In a clear move to further National Labor Relations Board (“NLRB”) General Counsel's Jennifer Abruzzo's stalled efforts to reclassify student-athletes as employees under the National Labor Relations Act (“NLRA”), Senators Chris Murphy (D-CT), Bernie Sanders (I-VT), and Elizabeth Warren (D-MA) have reintroduced the College Athlete Right to Organize Act (“CARO”), a bill that seeks to modify student-athletes' current status so they are deemed employees of their college or university and would specifically empower athletes to form unions. 

While the members of the Dartmouth College men's basketball team anxiously await the decision of NLRB Region 2's Regional Director regarding their requisite status as employees before their union petition for an NLRB-sponsored election seeking to be represented by the Service Employees International Union can be processed, CARO would specifically amend the NLRA to formally classify college athletes as employees.

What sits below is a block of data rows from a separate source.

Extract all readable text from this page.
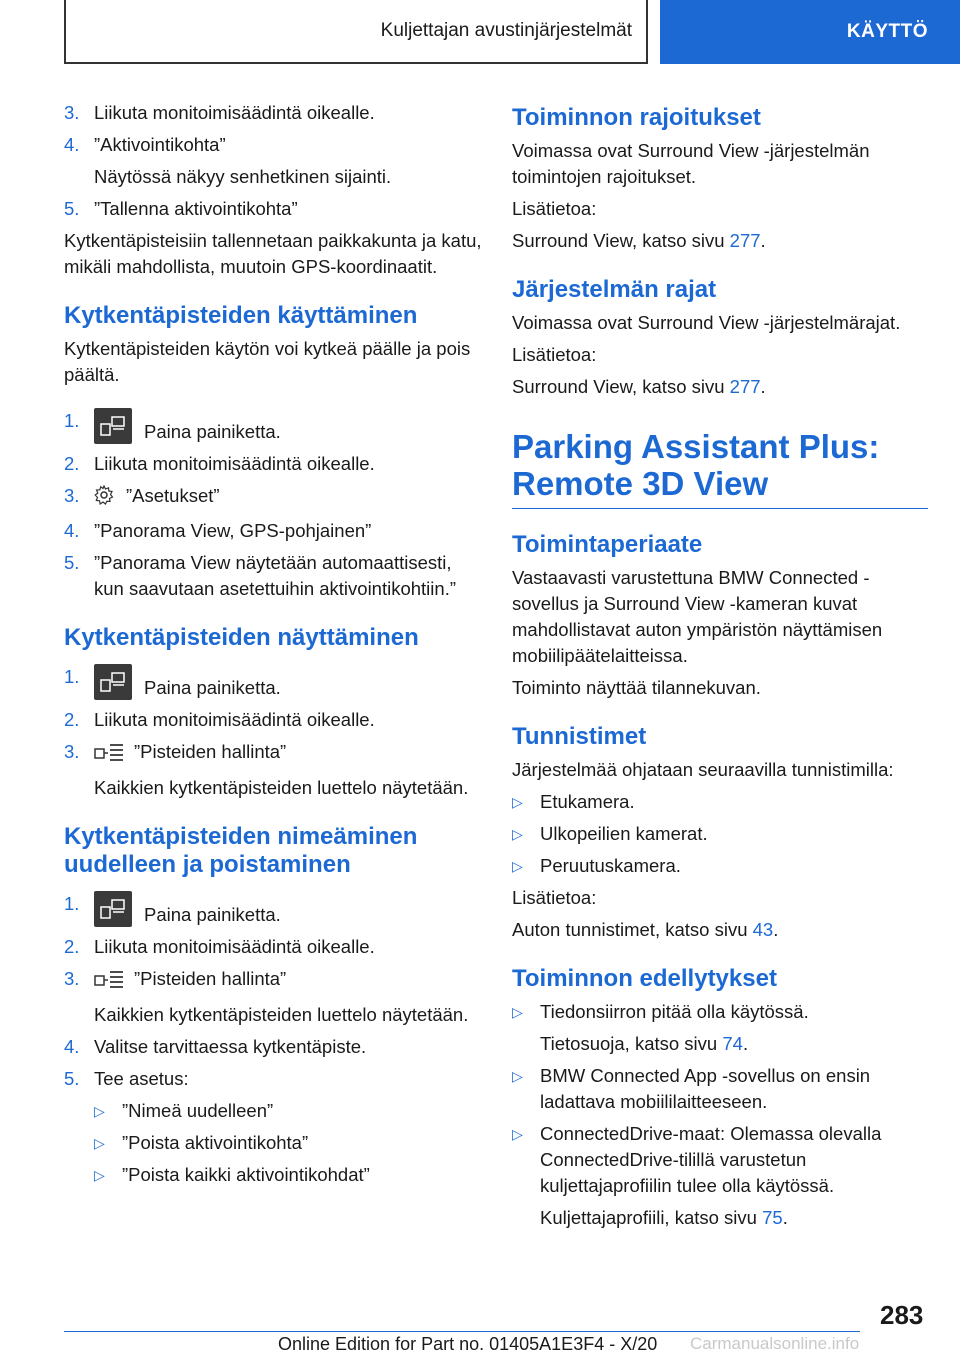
Kuljettajan avustinjärjestelmät	KÄYTTÖ
3. Liikuta monitoimisäädintä oikealle.
4. ”Aktivointikohta”
Näytössä näkyy senhetkinen sijainti.
5. ”Tallenna aktivointikohta”
Kytkentäpisteisiin tallennetaan paikkakunta ja katu, mikäli mahdollista, muutoin GPS-koordinaatit.
Kytkentäpisteiden käyttäminen
Kytkentäpisteiden käytön voi kytkeä päälle ja pois päältä.
1.
Paina painiketta.
2. Liikuta monitoimisäädintä oikealle.
3.	”Asetukset”
4. ”Panorama View, GPS-pohjainen”
5. ”Panorama View näytetään automaattisesti, kun saavutaan asetettuihin aktivointikohtiin.”
Kytkentäpisteiden näyttäminen
1.
Paina painiketta.
2. Liikuta monitoimisäädintä oikealle.
3.	”Pisteiden hallinta”
Kaikkien kytkentäpisteiden luettelo näytetään.
Kytkentäpisteiden nimeäminen uudelleen ja poistaminen
1.
Paina painiketta.
2. Liikuta monitoimisäädintä oikealle.
3.	”Pisteiden hallinta”
Kaikkien kytkentäpisteiden luettelo näytetään.
4. Valitse tarvittaessa kytkentäpiste.
5. Tee asetus:
▷ ”Nimeä uudelleen”
▷ ”Poista aktivointikohta”
▷ ”Poista kaikki aktivointikohdat”
Toiminnon rajoitukset
Voimassa ovat Surround View -järjestelmän toimintojen rajoitukset.
Lisätietoa:
Surround View, katso sivu 277.
Järjestelmän rajat
Voimassa ovat Surround View -järjestelmärajat.
Lisätietoa:
Surround View, katso sivu 277.
Parking Assistant Plus: Remote 3D View
Toimintaperiaate
Vastaavasti varustettuna BMW Connected -sovellus ja Surround View -kameran kuvat mahdollistavat auton ympäristön näyttämisen mobiilipäätelaitteissa.
Toiminto näyttää tilannekuvan.
Tunnistimet
Järjestelmää ohjataan seuraavilla tunnistimilla:
▷ Etukamera.
▷ Ulkopeilien kamerat.
▷ Peruutuskamera.
Lisätietoa:
Auton tunnistimet, katso sivu 43.
Toiminnon edellytykset
▷ Tiedonsiirron pitää olla käytössä.
Tietosuoja, katso sivu 74.
▷ BMW Connected App -sovellus on ensin ladattava mobiililaitteeseen.
▷ ConnectedDrive-maat: Olemassa olevalla ConnectedDrive-tilillä varustetun kuljettajaprofiilin tulee olla käytössä.
Kuljettajaprofiili, katso sivu 75.
283
Online Edition for Part no. 01405A1E3F4 - X/20 Carmanualsonline.info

The passing of CARO would result in the following changes to the NLRA:

  • The NLRA would be amended to define any college athlete as an employee of their college if they receive direct compensation from their college, whether in the form of grant-in-aid or other forms of compensation, and such compensation requires participation in intercollegiate sports. This would clarify athletes' employment status and right to collectively bargain. 
  • The NLRA would be amended to re-define public colleges, alongside private institutions, as employers within the context of intercollegiate sports, allowing athletes to collectively bargain at any college, regardless of state laws that restrict their basic labor rights.
  • Multiemployer bargaining units for college athletes would be encouraged by directing the National Labor Relations Board (NLRB) to consider all the colleges within an athletic conference as part of one bargaining unit, helping athletes negotiate across programs and within their respective conferences.
  • The NLRB would be able to assert jurisdiction over all institutions of higher education within the context of intercollegiate athletics, and on all collective bargaining and representation matters as well as labor disputes, enabling college athletes to petition the NLRB to handle any issues that may arise in the process of collective bargaining.
  • Any agreements, such as scholarship agreements, that contain language that would waive the right of athletes to collectively bargain would be explicitly prohibited.
  • College athletes' current tax status, with respect to scholarships and other benefits, including eligibility for financial aid, would be protected and remain the same, despite the change in employment status.

This reclassification of their status would eliminate the question of whether student-athletes are employees under the NLRA and establish their employee status. Ultimately, this designation would give student athletes the same rights as any employee in the United States covered by the NLRA.

Commenting on the reintroduced CARO, Senator Murphy stated, “College athletes will no longer have to wait for the NCAA and its members to treat them fairly. Rather, the athletes can finally have their voices and interests heard across the myriad of issues that affect their lives. The right to collectively bargain will finally secure college athletes' seat at the table and give them the power to negotiate for fair and equitable compensation, protections on their health and well-being, and better academic opportunities, among other issues that affect their lives.”